Computing True Airspeed
To compute TAS using the ICE-T method on the DR computer, solve, for each type of airspeed, in the order of I, C, E, and T; that is, change IAS to CAS, change CAS to EAS, and change EAS to TAS. This process is illustrated by the following sample problem. (Refer to definitions as necessary.)
PA = 30.000′
Temperature = –37 °C
IAS = 253 knots
Flight Manual Correction Factor = 2 knots
Find: CAS, EAS, and TAS
CAS is determined by algebraically adding to IAS the correction factor taken from the chart in the flight manual. (This correction is insignificant at low speeds but can be higher than 10 knots near Mach 1.) To correct CAS to EAS, use the chart on the slide of the computer entitled F-CORRECTION FACTORS FOR TAS. [Figure 3-22] Enter the chart with CAS and PA. The F factor is .96. Multiply CAS by .96 or take 96 percent of 255 knots. To do this, place 255 knots on the inner scale under the 10 index on the outer scale. Locate 96 on the outer scale and read EAS on the inner scale: 245 knots.
Now, we need to correct EAS for temperature and altitude to get TAS. As shown in Figure 3-22, in the window marked FOR AIRSPEED AND DENSITY ALTITUDE COMPUTATIONS, place temperature over PA. Locate the EAS of 245 knots on the inner scale and read TAS on the outer scale. The TAS is 408 knots.
Alternate TAS Method
There is an alternate method of finding TAS when given CAS. The instructions for alternate solution are printed on the computer directly below the F factor table (Multiply F factor by TAS obtained with computer to obtain TAS corrected for compressibility). Mathematically, the answer should be the same regardless of the procedure being used, but the ICE-T method is used most often because the computation can be worked backwards from TAS. If the desire is to maintain a constant TAS, determine what IAS to fly by working the ICE-T method in reverse (also known as reverse ICE-T). [Figure 3-23]
Machmeters indicate the ratio of aircraft speed to the speed of sound at any particular altitude and temperature during flight. It is often necessary to convert TAS to a Mach number or vice versa. Instructions are clearly written on the computer in the center portion of the circular slide rule. Locate the window marked FOR AIRSPEED AND DENSITY ALTITUDE COMPUTATIONS and rotate the disk until the window points to the top of the computer (toward the l0 index on the outer scale).

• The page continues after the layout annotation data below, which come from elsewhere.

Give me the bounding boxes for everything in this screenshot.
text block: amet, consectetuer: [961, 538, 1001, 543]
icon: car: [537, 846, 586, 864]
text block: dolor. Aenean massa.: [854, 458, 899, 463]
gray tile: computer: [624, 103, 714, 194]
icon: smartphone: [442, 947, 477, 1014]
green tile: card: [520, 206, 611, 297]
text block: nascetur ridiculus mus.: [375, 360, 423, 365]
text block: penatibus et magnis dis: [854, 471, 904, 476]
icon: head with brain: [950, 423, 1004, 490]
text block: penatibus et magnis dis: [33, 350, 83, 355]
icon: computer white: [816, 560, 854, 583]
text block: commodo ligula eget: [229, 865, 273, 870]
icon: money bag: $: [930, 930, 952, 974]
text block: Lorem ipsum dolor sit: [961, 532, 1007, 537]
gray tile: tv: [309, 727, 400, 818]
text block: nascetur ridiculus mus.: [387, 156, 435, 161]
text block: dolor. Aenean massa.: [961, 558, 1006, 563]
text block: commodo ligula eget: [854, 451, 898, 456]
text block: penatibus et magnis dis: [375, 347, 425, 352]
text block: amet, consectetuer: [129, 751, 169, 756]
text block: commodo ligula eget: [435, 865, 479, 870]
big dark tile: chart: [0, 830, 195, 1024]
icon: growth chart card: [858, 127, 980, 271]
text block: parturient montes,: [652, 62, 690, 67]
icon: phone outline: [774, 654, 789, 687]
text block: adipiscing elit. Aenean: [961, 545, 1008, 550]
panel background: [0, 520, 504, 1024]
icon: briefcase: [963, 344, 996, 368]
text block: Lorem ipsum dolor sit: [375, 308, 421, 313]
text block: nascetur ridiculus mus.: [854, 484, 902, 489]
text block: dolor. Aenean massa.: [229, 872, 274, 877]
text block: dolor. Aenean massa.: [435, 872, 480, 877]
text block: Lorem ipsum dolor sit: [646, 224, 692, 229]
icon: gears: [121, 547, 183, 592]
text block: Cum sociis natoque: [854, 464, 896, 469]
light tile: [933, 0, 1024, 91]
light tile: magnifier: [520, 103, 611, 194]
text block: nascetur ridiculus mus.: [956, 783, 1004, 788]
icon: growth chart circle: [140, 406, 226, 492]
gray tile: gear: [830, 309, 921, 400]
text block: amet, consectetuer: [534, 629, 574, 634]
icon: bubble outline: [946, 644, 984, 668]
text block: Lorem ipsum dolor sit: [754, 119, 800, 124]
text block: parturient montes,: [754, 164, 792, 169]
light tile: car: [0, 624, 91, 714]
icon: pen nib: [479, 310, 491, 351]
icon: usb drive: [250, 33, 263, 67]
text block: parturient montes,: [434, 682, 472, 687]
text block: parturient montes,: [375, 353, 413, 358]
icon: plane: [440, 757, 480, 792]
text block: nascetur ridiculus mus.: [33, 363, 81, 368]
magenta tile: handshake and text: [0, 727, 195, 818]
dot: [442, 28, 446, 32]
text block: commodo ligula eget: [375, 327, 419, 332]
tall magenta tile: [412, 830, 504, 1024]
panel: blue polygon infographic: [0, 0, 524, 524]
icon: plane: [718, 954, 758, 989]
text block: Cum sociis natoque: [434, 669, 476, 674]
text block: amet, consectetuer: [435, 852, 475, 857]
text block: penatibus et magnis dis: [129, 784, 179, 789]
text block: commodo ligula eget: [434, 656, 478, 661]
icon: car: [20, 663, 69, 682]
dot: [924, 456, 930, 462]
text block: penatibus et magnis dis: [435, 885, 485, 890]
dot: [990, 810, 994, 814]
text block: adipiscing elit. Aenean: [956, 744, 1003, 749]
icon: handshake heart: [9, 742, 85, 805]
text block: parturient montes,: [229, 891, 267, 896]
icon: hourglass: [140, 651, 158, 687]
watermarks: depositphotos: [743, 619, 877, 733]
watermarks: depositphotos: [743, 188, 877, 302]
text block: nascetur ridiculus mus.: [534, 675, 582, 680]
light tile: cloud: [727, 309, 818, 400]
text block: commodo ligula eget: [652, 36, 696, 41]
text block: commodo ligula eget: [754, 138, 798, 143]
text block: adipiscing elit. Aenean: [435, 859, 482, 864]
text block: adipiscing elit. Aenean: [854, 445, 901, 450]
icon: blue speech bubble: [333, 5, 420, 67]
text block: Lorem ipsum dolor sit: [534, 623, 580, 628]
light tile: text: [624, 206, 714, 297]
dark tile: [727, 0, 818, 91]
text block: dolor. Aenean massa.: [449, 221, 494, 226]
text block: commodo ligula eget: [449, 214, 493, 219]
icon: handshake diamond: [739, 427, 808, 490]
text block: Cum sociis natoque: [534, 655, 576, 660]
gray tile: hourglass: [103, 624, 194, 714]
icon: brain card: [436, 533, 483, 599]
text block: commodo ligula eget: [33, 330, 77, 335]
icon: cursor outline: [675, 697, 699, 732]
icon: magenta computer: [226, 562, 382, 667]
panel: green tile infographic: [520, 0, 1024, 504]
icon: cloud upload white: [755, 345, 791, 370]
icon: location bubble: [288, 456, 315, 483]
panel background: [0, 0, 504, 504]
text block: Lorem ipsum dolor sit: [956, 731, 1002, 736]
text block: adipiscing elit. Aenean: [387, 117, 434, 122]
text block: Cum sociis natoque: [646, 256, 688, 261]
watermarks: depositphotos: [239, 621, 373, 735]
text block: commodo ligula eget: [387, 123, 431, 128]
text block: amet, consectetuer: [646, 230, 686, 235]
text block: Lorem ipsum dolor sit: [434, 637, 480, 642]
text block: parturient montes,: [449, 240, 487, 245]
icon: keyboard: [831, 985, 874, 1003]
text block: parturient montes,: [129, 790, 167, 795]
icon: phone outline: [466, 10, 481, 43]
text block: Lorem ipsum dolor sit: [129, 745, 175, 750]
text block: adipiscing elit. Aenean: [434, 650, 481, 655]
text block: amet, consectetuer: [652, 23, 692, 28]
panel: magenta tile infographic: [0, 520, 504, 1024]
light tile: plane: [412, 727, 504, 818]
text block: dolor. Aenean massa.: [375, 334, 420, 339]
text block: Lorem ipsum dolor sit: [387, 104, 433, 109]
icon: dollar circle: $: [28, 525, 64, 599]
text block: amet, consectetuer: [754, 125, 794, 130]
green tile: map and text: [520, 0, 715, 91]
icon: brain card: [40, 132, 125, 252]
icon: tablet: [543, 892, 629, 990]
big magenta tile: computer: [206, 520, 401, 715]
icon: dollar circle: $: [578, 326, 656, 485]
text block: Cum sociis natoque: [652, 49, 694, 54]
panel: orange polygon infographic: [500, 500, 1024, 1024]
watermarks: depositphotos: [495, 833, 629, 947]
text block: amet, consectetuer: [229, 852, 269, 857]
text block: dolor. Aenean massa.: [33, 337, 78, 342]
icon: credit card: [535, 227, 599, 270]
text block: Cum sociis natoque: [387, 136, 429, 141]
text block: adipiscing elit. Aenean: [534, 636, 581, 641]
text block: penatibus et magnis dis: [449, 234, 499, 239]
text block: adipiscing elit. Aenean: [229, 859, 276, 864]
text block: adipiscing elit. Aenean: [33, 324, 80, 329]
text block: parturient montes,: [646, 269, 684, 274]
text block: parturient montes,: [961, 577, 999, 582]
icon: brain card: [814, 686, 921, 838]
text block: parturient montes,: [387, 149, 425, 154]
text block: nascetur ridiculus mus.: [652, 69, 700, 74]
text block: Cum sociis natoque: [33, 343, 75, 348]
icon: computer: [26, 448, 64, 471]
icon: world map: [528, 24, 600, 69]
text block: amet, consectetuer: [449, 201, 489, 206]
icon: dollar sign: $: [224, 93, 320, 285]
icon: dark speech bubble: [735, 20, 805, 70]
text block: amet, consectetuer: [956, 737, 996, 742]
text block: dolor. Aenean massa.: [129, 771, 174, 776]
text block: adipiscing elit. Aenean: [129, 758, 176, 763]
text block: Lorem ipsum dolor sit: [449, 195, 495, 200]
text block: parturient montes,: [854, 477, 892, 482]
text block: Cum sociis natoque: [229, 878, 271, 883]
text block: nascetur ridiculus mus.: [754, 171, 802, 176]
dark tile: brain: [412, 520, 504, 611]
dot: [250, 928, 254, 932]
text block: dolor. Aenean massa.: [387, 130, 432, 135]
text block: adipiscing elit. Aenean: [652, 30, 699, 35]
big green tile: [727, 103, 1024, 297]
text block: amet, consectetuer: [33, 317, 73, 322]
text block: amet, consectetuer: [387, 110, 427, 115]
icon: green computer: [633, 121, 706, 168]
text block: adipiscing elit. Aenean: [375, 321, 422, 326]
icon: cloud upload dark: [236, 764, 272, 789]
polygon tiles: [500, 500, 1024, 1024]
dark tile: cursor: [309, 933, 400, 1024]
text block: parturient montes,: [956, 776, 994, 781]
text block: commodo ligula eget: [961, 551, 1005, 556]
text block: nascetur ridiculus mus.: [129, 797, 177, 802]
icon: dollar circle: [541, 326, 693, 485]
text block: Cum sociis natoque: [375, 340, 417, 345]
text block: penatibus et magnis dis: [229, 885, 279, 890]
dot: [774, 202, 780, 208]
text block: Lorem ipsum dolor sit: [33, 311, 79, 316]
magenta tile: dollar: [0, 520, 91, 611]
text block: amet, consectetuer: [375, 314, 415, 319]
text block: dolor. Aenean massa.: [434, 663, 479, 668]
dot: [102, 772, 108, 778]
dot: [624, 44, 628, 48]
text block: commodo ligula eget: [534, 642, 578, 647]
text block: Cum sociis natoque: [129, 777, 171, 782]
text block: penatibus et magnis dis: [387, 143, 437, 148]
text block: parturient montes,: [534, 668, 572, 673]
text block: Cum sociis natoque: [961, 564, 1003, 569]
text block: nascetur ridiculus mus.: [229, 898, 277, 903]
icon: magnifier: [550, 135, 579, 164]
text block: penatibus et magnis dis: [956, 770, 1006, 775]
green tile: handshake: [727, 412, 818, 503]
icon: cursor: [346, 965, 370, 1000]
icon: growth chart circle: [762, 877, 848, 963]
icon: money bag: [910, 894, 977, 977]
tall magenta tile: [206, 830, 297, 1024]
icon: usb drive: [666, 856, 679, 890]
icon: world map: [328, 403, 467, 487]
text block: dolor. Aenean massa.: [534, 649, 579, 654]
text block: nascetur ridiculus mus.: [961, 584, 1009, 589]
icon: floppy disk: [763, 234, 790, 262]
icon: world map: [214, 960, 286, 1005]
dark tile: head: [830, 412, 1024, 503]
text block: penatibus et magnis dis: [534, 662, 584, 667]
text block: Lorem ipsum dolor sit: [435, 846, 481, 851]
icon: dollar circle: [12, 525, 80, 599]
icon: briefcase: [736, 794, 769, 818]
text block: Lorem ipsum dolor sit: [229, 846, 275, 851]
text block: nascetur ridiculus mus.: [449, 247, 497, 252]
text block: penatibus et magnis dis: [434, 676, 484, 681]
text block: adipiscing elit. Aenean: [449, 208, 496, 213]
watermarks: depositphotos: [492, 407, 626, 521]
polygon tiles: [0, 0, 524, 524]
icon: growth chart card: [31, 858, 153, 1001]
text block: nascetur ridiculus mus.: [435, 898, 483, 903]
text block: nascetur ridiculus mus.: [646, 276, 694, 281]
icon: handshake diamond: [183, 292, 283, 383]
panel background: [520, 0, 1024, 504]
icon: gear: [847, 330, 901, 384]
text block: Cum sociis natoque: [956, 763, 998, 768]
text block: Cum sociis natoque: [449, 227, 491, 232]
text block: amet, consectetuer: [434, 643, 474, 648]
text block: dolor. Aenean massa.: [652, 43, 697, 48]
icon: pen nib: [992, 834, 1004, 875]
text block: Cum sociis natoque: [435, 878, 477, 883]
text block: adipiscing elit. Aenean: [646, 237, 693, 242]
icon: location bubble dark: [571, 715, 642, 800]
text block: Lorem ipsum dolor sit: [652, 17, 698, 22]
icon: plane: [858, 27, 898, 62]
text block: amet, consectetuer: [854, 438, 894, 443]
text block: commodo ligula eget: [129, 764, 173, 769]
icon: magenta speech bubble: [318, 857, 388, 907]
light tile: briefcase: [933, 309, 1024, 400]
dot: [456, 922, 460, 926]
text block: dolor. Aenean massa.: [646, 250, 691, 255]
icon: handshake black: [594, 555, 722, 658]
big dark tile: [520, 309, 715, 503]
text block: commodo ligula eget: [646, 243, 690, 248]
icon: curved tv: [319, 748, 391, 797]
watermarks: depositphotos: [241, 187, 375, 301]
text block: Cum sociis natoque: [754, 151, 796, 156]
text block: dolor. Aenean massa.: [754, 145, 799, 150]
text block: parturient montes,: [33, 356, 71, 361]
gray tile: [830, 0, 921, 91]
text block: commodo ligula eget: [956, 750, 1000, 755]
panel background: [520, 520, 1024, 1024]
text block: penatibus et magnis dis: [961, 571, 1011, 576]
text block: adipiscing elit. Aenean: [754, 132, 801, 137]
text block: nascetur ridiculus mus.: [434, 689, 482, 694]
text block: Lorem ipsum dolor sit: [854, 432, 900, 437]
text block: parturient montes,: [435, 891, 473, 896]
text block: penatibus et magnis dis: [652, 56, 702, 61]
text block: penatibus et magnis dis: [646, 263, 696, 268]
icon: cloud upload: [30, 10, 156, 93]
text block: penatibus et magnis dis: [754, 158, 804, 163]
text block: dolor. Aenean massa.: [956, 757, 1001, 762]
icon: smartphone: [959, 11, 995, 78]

Within the window is an arrow entitled MACH NO. INDEX. [Figure 3-24] To obtain TAS from a given Mach number, set air temperature over the MACH NO. INDEX and, opposite the Mach number on the MINUTES scale, read the TAS on the outer scale.
Example: If you are planning to maintain Mach 1.2 on a crosscountry flight, place the air temperature at flight altitude over the MACH NO. INDEX. Read the TAS on the outer scale opposite 1.2 on the inner scale. If the temperature is –20 °C, the TAS is 742 knots.
The combined airspeed-Mach indicator, shown in Figure 3-25, is usually found in high-performance aircraft or where instrument panel space is limited. It simultaneously displays IAS, indicated Mach number, and maximum allowable airspeed. It contains a differential pressure diaphragm and two aneroid cells. The diaphragm drives the airspeed-Mach pointer. One aneroid cell rotates the Mach scale, permitting IAS and Mach number to be read simultaneously. The second aneroid cell drives the maximum allowable airspeed pointer. This pointer is preset to the aircraft’s maximum IAS. Unlike the maximum IAS and unlike the maximum allowable airspeed, Mach number increases with altitude. An airspeed marker set knob positions a movable airspeed marker. This marker serves as a memory reference for desired airspeed.
Air Data Computer
The air data computer is an electro-pneumatic unit that uses pitot and static pressures and total air temperature to compute outputs for various systems. These output parameters of voltage and resistance represent functions of altitude, Mach number, TAS, computed airspeed, and static air temperature. Air data computer outputs are used with the flight director computers, automatic flight controls, cabin pressurization equipment, and normal basic indicators. The air data computer provides extreme accuracy and increased reliability.
Doppler radar provides the navigator with continuous, instantaneous, and accurate readings of groundspeed (GS) and drift angle in all weather conditions, both over land and water. It does this automatically with equipment that is of practical size and weight. Its operation makes use of the Doppler effect.
Two basic Doppler radar systems exist: the four-beam and the three-beam. Both types use either continuous-wave (CW) or pulse-wave (PW) transmission. CW transmission requires one antenna for transmission and a second antenna for reception. Both systems use an X-shaped beam configuration. Groundspeed is computed by comparing Doppler shift between front and rear beams, and drift angle is computed by comparing the shift between the left and right beams.
Doppler is not the only source of drift angle and GS. The same basic information is available on virtually all inertial navigation systems (INS), and now global positioning system (GPS) computers can also give accurate information under a wider range of conditions.